While Georgia has not been the place, historically, for high moments when it comes to basketball records and championships, the lore of the past often causes flashbacks that can bring about knee-slapping hilarity. The Bulldogs might not be able to show off when it comes to seasoned results and highlights, but they don’t take a back seat when it comes to colorful characters.
In its day, Woodruff Hall, which eventually became a laughingstock, was a showcase arena when it opened in 1923. When Jim Whatley, who also coached football and baseball, was the basketball coach, he beat Adolph Rupp and Kentucky 71-60 in January 1951. Rupp swore he would never play in Woodruff again, but he did, albeit it in 1964.
Whatley, a fine player at Alabama (a 6-foot-6 center), was one of the most colorful coaching personalities ever to take up residency in Athens. Once he went out on the court to berate an official over a call with which Whatley was in passionate disagreement. The official, who was not amused, refused to be intimidated by the bigger, imposing man who was lacing the conversation with verbosity. The ref subsequently pointed his finger at Whatley and said, “I am going to give you a technical for every step it takes you to walk back to your bench.” With that, Whatley dropped down on his hands and knees and crawled off the court.
Before Whatley, the coach was Ralph “Shug” Jordan (also a football assistant) who would become the head football coach at Auburn in 1951. In the fall of 1947, the Georgia basketball players, organized by Joe Jordan, the sensational guard, went to see Coach Jordan, reminding him that the team had been invited to play in an early December game at Madison Square Garden but couldn’t practice. Woodruff Hall, in the off season, was used as a storage dump. Coach Jordan asked Coach Wallace Butts, who was also the athletic director, if he would ask the physical plant to clear out the arena so the basketball players could practice.

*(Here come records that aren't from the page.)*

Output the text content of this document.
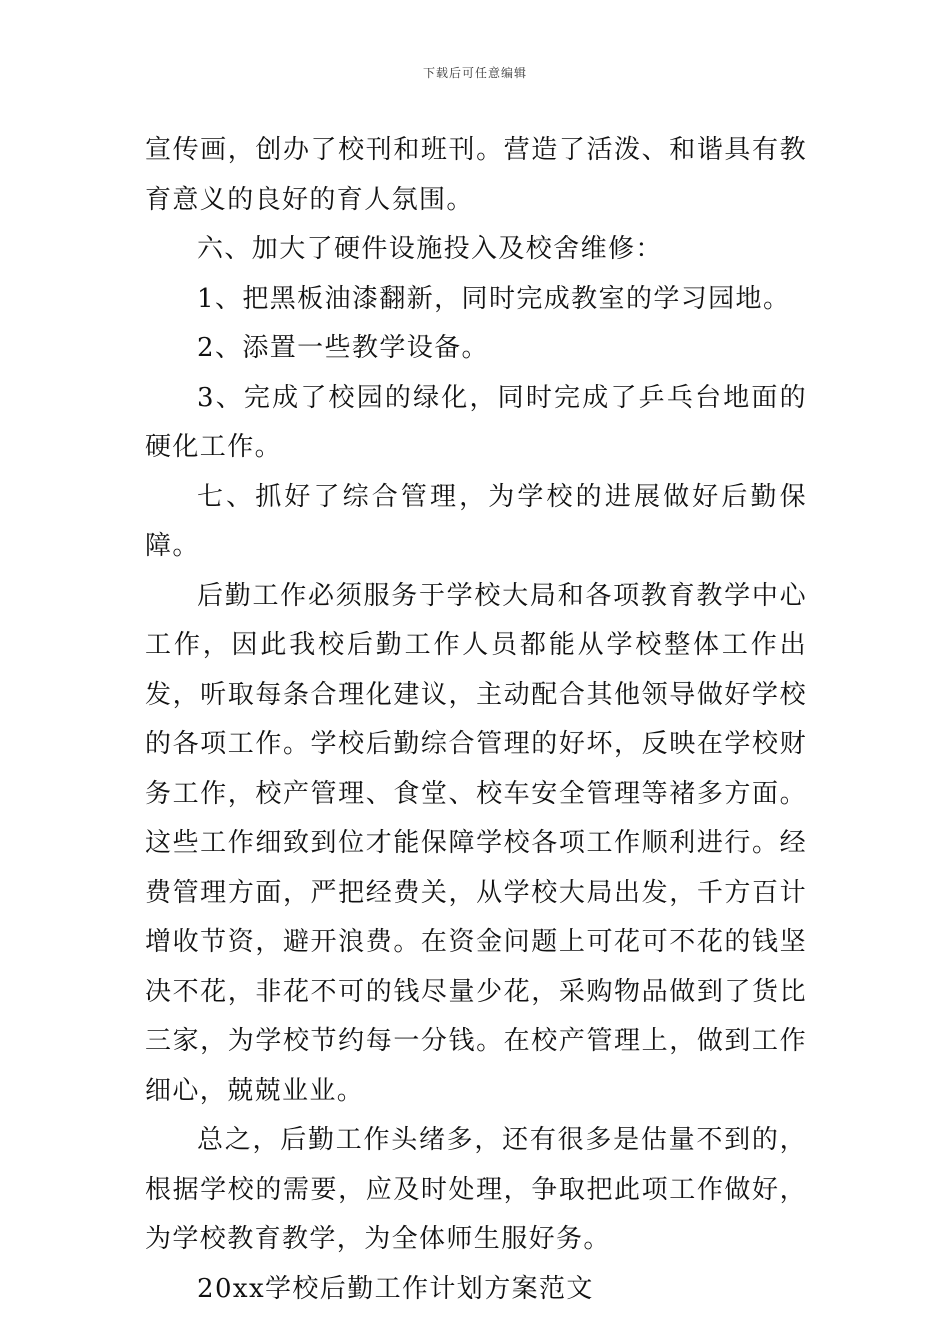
下载后可任意编辑

宣传画，创办了校刊和班刊。营造了活泼、和谐具有教育意义的良好的育人氛围。

六、加大了硬件设施投入及校舍维修：

1、把黑板油漆翻新，同时完成教室的学习园地。

2、添置一些教学设备。

3、完成了校园的绿化，同时完成了乒乓台地面的硬化工作。

七、抓好了综合管理，为学校的进展做好后勤保障。

后勤工作必须服务于学校大局和各项教育教学中心工作，因此我校后勤工作人员都能从学校整体工作出发，听取每条合理化建议，主动配合其他领导做好学校的各项工作。学校后勤综合管理的好坏，反映在学校财务工作，校产管理、食堂、校车安全管理等褚多方面。这些工作细致到位才能保障学校各项工作顺利进行。经费管理方面，严把经费关，从学校大局出发，千方百计增收节资，避开浪费。在资金问题上可花可不花的钱坚决不花，非花不可的钱尽量少花，采购物品做到了货比三家，为学校节约每一分钱。在校产管理上，做到工作细心，兢兢业业。

总之，后勤工作头绪多，还有很多是估量不到的，根据学校的需要，应及时处理，争取把此项工作做好，为学校教育教学，为全体师生服好务。

20xx学校后勤工作计划方案范文
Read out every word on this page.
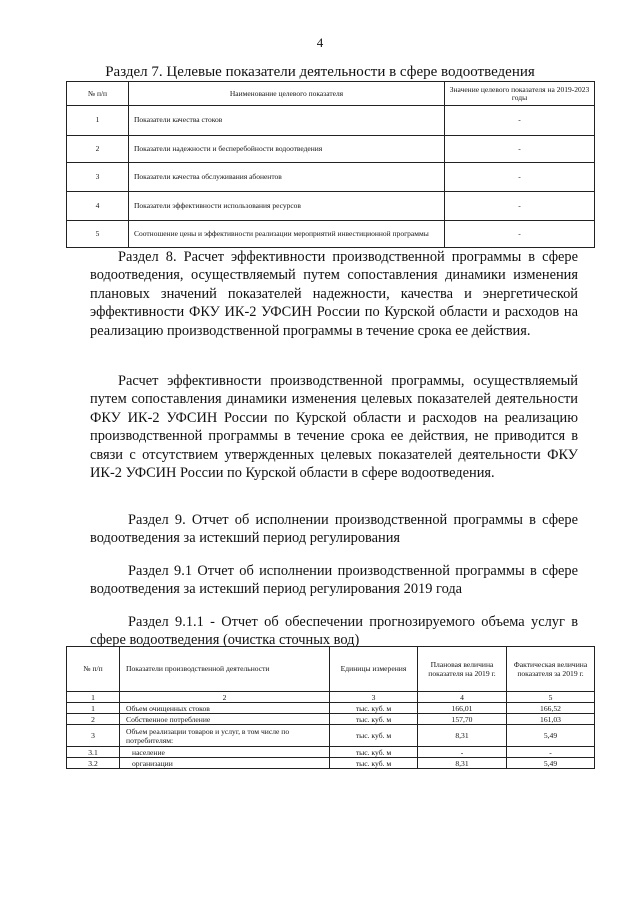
4
Раздел 7. Целевые показатели деятельности в сфере водоотведения
№ п/п	Наименование целевого показателя	Значение целевого показателя на 2019-2023 годы
1	Показатели качества стоков	-
2	Показатели надежности и бесперебойности водоотведения	-
3	Показатели качества обслуживания абонентов	-
4	Показатели эффективности использования ресурсов	-
5	Соотношение цены и эффективности реализации мероприятий инвестиционной программы	-

Раздел 8. Расчет эффективности производственной программы в сфере водоотведения, осуществляемый путем сопоставления динамики изменения плановых значений показателей надежности, качества и энергетической эффективности ФКУ ИК-2 УФСИН России по Курской области и расходов на реализацию производственной программы в течение срока ее действия.

Расчет эффективности производственной программы, осуществляемый путем сопоставления динамики изменения целевых показателей деятельности ФКУ ИК-2 УФСИН России по Курской области и расходов на реализацию производственной программы в течение срока ее действия, не приводится в связи с отсутствием утвержденных целевых показателей деятельности ФКУ ИК-2 УФСИН России по Курской области в сфере водоотведения.

Раздел 9. Отчет об исполнении производственной программы в сфере водоотведения за истекший период регулирования

Раздел 9.1 Отчет об исполнении производственной программы в сфере водоотведения за истекший период регулирования 2019 года

Раздел 9.1.1 - Отчет об обеспечении прогнозируемого объема услуг в сфере водоотведения (очистка сточных вод)

№ п/п	Показатели производственной деятельности	Единицы измерения	Плановая величина показателя на 2019 г.	Фактическая величина показателя за 2019 г.
1	2	3	4	5
1	Объем очищенных стоков	тыс. куб. м	166,01	166,52
2	Собственное потребление	тыс. куб. м	157,70	161,03
3	Объем реализации товаров и услуг, в том числе по потребителям:	тыс. куб. м	8,31	5,49
3.1	население	тыс. куб. м	-	-
3.2	организации	тыс. куб. м	8,31	5,49
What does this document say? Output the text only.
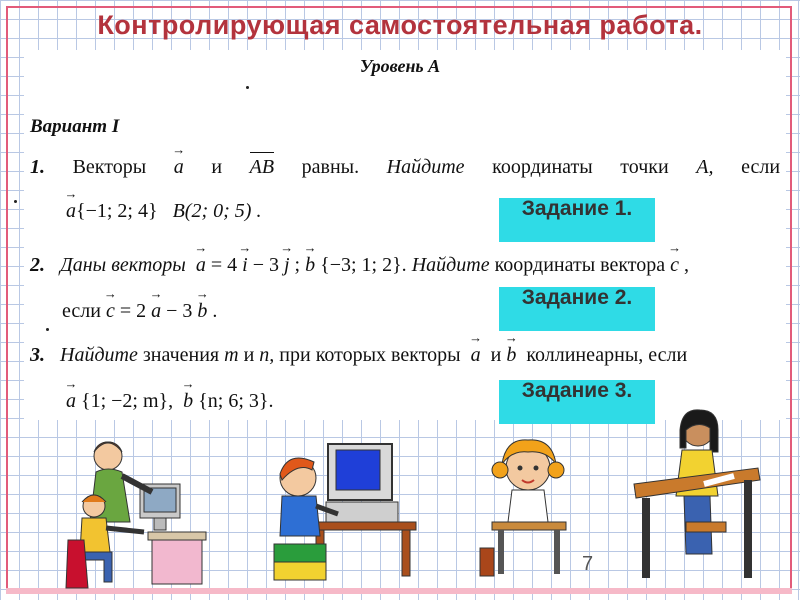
Контролирующая самостоятельная работа.
Уровень А
Вариант I
1. Векторы → a и AB равны. Найдите координаты точки A, если
→ a{−1; 2; 4} B(2; 0; 5) .
2. Даны векторы → a = 4 → i − 3 → j ; → b {−3; 1; 2}. Найдите координаты вектора → c ,
если → c = 2 → a − 3 → b .
3. Найдите значения m и n, при которых векторы → a и → b коллинеарны, если
→ a {1; −2; m}, → b {n; 6; 3}.
Задание 1.
Задание 2.
Задание 3.
7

Nothing happened and there was no movement on the second request. On the third trip in to see Coach Butts, Jordan was rather explicit about the lack of respect the basketball team was getting. “Damn Ralph,” Butts exclaimed, “You don’t have to go up there for another three weeks.” Those were the days when the football coach usually was the athletic director who was always preoccupied with coaching the football team.

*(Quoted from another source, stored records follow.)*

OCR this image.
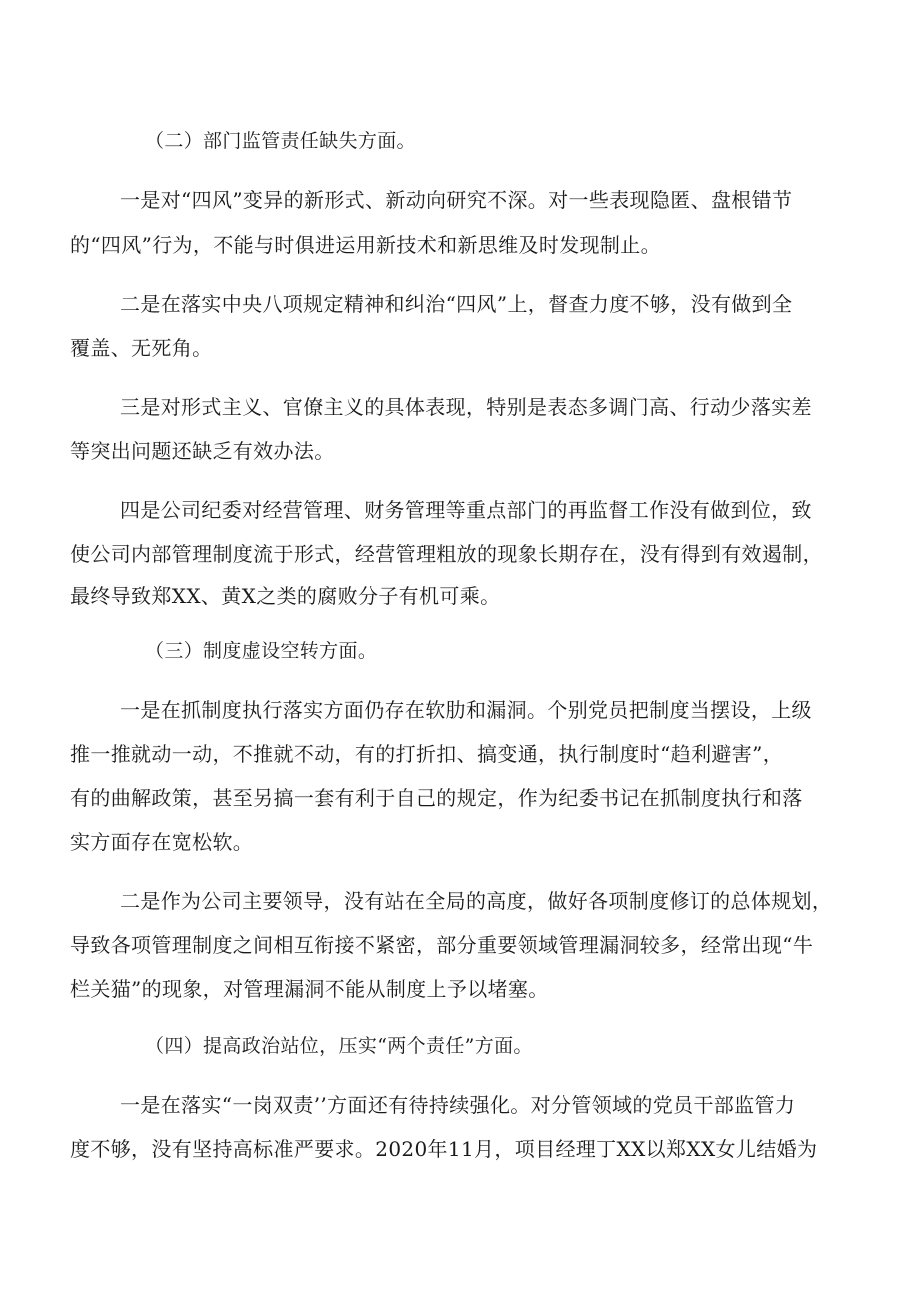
（二）部门监管责任缺失方面。
一是对“四风”变异的新形式、新动向研究不深。对一些表现隐匿、盘根错节
的“四风”行为，不能与时俱进运用新技术和新思维及时发现制止。
二是在落实中央八项规定精神和纠治“四风”上，督查力度不够，没有做到全
覆盖、无死角。
三是对形式主义、官僚主义的具体表现，特别是表态多调门高、行动少落实差
等突出问题还缺乏有效办法。
四是公司纪委对经营管理、财务管理等重点部门的再监督工作没有做到位，致
使公司内部管理制度流于形式，经营管理粗放的现象长期存在，没有得到有效遏制，
最终导致郑XX、黄X之类的腐败分子有机可乘。
（三）制度虚设空转方面。
一是在抓制度执行落实方面仍存在软肋和漏洞。个别党员把制度当摆设，上级
推一推就动一动，不推就不动，有的打折扣、搞变通，执行制度时“趋利避害”，
有的曲解政策，甚至另搞一套有利于自己的规定，作为纪委书记在抓制度执行和落
实方面存在宽松软。
二是作为公司主要领导，没有站在全局的高度，做好各项制度修订的总体规划，
导致各项管理制度之间相互衔接不紧密，部分重要领域管理漏洞较多，经常出现“牛
栏关猫”的现象，对管理漏洞不能从制度上予以堵塞。
（四）提高政治站位，压实“两个责任”方面。
一是在落实“一岗双责’’方面还有待持续强化。对分管领域的党员干部监管力
度不够，没有坚持高标准严要求。2020年11月，项目经理丁XX以郑XX女儿结婚为
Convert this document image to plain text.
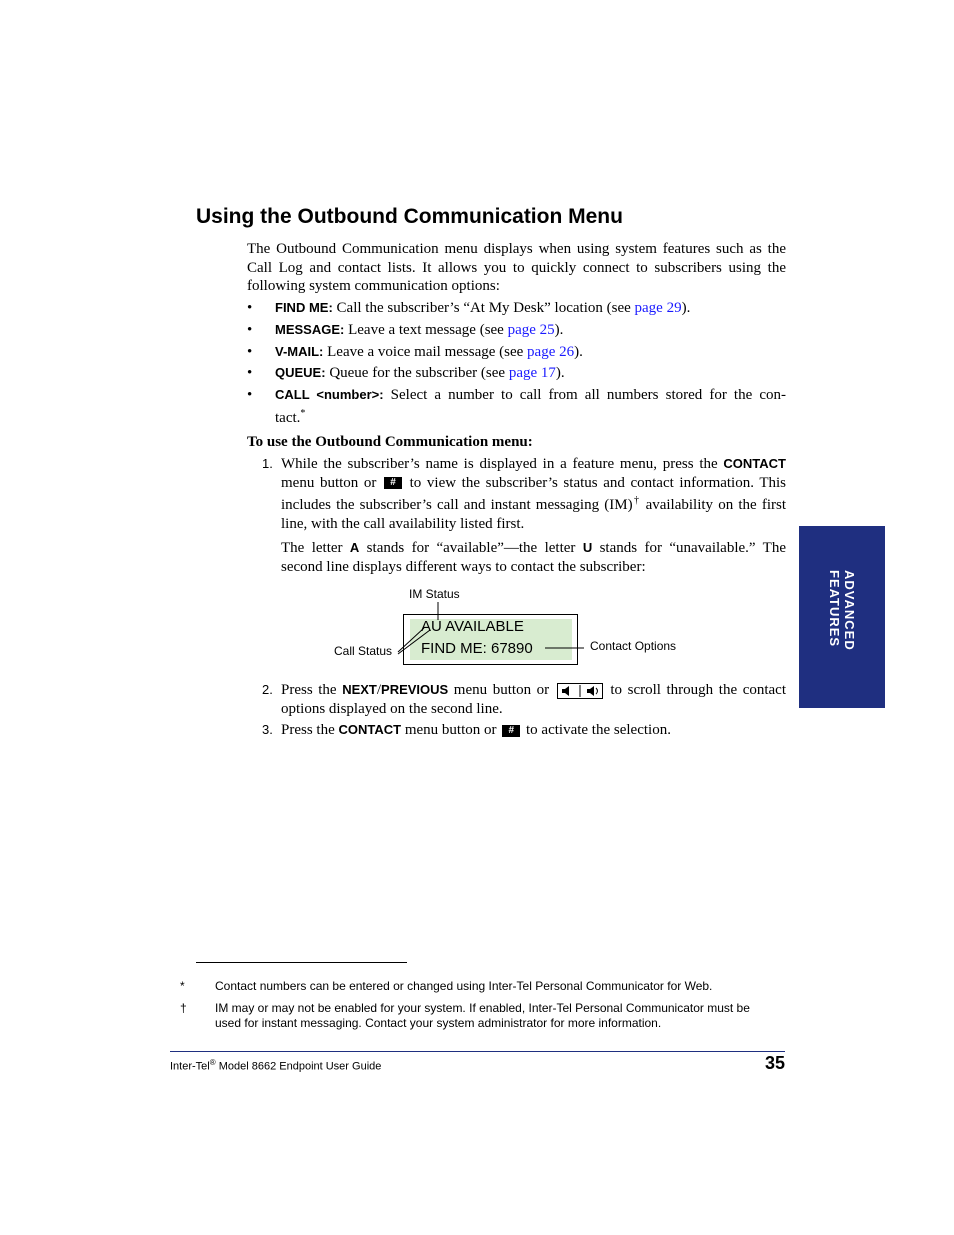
Using the Outbound Communication Menu
The Outbound Communication menu displays when using system features such as the Call Log and contact lists. It allows you to quickly connect to subscribers using the following system communication options:
• FIND ME: Call the subscriber’s “At My Desk” location (see page 29).
• MESSAGE: Leave a text message (see page 25).
• V-MAIL: Leave a voice mail message (see page 26).
• QUEUE: Queue for the subscriber (see page 17).
• CALL <number>: Select a number to call from all numbers stored for the con-
tact.*
To use the Outbound Communication menu:
1. While the subscriber’s name is displayed in a feature menu, press the CONTACT menu button or # to view the subscriber’s status and contact information. This includes the subscriber’s call and instant messaging (IM)† availability on the first line, with the call availability listed first.
The letter A stands for “available”—the letter U stands for “unavailable.” The second line displays different ways to contact the subscriber:
IM Status
Call Status	Contact Options
AU AVAILABLE
FIND ME: 67890
2. Press the NEXT/PREVIOUS menu button or	to scroll through the contact options displayed on the second line.
3. Press the CONTACT menu button or # to activate the selection.
ADVANCED
FEATURES
*	Contact numbers can be entered or changed using Inter-Tel Personal Communicator for Web.
† IM may or may not be enabled for your system. If enabled, Inter-Tel Personal Communicator must be used for instant messaging. Contact your system administrator for more information.
Inter-Tel® Model 8662 Endpoint User Guide	35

Red Lawson became basketball coach in 1951 when the program experienced its greatest challenge. There were seasons in which the basketball Dawgs won as few as three games. Lawson had no budget, no full scholarships, virtually no talent and was given to entertaining the press by cracking jokes about Woodruff Hall: “The only basketball arena where wind is a factor.”
For years, Lawson’s teams suffered and languished in the SEC cellar. One night on a bus trip over the mountain from Knoxville to Lexington, the chartered bus pulled into an all-night rest stop. Red had a handful of dimes that he dispensed to each member of his team, saying, “OK boys, go inside and freshen up.” That is how deplorable the budget was for basketball.

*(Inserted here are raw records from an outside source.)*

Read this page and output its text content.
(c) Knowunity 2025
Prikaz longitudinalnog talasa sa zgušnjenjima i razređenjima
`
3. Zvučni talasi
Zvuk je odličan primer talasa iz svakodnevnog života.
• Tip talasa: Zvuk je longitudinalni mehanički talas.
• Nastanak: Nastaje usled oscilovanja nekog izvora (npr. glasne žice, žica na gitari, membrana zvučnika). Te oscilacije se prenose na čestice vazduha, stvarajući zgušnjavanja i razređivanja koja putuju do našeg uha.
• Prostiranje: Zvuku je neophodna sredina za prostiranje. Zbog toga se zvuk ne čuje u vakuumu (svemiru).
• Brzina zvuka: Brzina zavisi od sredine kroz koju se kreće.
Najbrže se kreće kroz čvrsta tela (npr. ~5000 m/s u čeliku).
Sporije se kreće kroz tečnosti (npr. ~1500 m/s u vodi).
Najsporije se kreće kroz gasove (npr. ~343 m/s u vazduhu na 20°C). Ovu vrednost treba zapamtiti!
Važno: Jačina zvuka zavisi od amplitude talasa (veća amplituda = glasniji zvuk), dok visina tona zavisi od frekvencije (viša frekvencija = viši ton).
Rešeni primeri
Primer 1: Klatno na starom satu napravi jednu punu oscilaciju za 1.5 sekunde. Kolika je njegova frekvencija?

I have seen some down times at Georgia, along with some bad teams, but never has a team been done in by its own hand as was the case when Georgia Tech played in Woodruff Hall in 1960, Tech winning in overtime. It was a seesaw battle and just as time expired on the clock in regulation, Tech called time out.
It is possible that I am the only living soul who knows what happened that night. Georgia’s antiquated clock was operated manually but the last 60 seconds, it had an automatic buzzer that sounded once time had expired. There was only one problem. The clock started two seconds early, which meant that the buzzer sounded two seconds early. Even so, it was essentially operated manually. When the buzzer engaged just a smidgen at the very last second — inaudible to most everybody including the officials at the scorer’s table — it meant that time had expired. The game was over, but, alas, it wasn't officially.
After the timeout, Tech inbounded the ball to its great star, Roger Kaiser, who dribbled at least three times before getting off a Hail Mary shot that went into the basket to force the extra period. All that action took at least five seconds. The time keeper finally realized what was going on and stopped the clock. The officials rushed the scorer’s table, but the timekeeper could not explain what had happened. The basket was allowed to count but not without vehement protesting by Georgia Sports Information Director, Dan Magill.
The timekeeper was Col. E.B. Smith, Lawson’s boss, a man who could never have been accused of showing partiality under any condition. In one of the most bizarre circumstances I’ve ever experienced, poor Red Lawson was cost a game that would have been one of the highest moments in his career.